Re: [PATCH v4 06/17] PCI: add SIOV and IMS capability detection
From: Raj, Ashok
Date: Wed Nov 11 2020 - 20:45:21 EST
On Wed, Nov 11, 2020 at 11:27:28PM +0100, Thomas Gleixner wrote:
> On Wed, Nov 11 2020 at 08:09, Ashok Raj wrote:
> >> > We'd also need a way for an OS running on bare metal to *know* that
> >> > it's on bare metal and can just compose MSI messages for itself. Since
> >> > we do expect bare metal to have an IOMMU, perhaps that is just a
> >> > feature flag on the IOMMU?
> >>
> >> Have the platform firmware advertise if it needs native or virtualized
> >> IMS handling. If it advertises neither don't support IMS?
> >
> > The platform hint can be easily accomplished via DMAR table flags. We could
> > have an IMS_OPTOUT(similart to x2apic optout flag) flag, when 0 its native
> > and IMS is supported.
> >
> > When vIOMMU is presented to guest, virtual DMAR table will have this flag
> > set to 1. Indicates to GuestOS, native IMS isn't supported.
>
> These opt-out bits suck by definition. It comes all back to the fact
> that the whole virt thing didn't have a hardware defined way to tell
> that the OS runs in a VM and not on bare metal. It wouldn't have been
> rocket science to do so.
I'm sure everybody dislikes (hate being a strong word :-)).
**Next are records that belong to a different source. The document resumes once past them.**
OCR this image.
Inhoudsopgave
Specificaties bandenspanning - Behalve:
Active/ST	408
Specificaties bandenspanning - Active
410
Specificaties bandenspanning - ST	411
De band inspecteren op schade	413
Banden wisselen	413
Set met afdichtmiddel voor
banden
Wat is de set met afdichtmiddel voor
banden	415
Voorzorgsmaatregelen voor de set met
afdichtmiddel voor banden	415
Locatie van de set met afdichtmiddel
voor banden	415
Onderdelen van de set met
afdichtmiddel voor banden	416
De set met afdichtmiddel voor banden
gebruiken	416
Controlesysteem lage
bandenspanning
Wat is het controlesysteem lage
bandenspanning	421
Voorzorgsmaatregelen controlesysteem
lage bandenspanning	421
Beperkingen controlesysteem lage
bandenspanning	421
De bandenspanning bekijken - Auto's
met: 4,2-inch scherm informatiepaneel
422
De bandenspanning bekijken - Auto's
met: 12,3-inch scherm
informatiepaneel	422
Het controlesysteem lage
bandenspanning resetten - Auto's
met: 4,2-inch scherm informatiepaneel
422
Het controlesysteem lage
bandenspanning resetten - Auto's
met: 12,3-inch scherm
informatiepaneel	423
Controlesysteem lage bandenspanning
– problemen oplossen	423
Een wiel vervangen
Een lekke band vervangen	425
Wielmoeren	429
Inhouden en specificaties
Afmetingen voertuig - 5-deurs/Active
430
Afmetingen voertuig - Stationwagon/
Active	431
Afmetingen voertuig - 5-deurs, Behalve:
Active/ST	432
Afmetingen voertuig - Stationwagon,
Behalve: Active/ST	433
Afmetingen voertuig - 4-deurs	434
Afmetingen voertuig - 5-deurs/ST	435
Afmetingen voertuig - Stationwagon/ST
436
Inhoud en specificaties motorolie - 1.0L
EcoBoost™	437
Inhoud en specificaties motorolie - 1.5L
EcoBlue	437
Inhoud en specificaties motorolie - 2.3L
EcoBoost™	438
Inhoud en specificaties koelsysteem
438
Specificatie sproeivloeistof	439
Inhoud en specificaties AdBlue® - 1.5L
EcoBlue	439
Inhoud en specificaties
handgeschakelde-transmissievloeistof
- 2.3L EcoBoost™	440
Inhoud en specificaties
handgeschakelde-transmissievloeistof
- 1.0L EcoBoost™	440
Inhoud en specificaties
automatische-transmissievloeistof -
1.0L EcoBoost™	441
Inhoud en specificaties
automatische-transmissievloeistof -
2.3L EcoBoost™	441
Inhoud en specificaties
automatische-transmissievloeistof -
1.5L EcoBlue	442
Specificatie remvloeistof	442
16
DVSEC capability. Real hardware always sets it to 1 for the IMS capability.
By default the DVSEC is not presented to guest even when the full PF is
presented to guest. I believe VFIO only builds and presents known standard
capabilities and specific extended capabilities. I'm a bit weak but maybe
@AlexWilliamson can confirm if I'm off track.
This tells the driver in guest that IMS is not available and will not
create those new dev_msi calls.
Only if the VMM has build support to expose IMS for this device, guest SW
can even see DVSEC.SIOV.IMS=1. This also means the required plumbing, say
vIOMMU, or a hypercall has been provisioned, and adminstrator knows the
guest is compatible for these options.
There maybe better ways to do this. If this has to be done differently
we certainly can and will do.
>
> And because that does not exist, we need magic opt-out bits for every
> other piece of functionality which gets added. Can we please stop this
> and provide a well defined way to tell the OS whether it runs on bare
> metal or not?
>
> The point is that you really want opt-in bits so that decisions come
> down to
How would we opt-in when the feature is not available? You need someway to
tell the capability is available in the guest?, but then there is no reason
to opt-in though.. its ready for use isn't it?
>
> if (!virt || virt->supports_X)
The only closest thing that comes to mind is the CPUID bits, you had
mentioned they aren't reliable if the VMM didn't set those in an earlier
mail. If you want a platform level generic support.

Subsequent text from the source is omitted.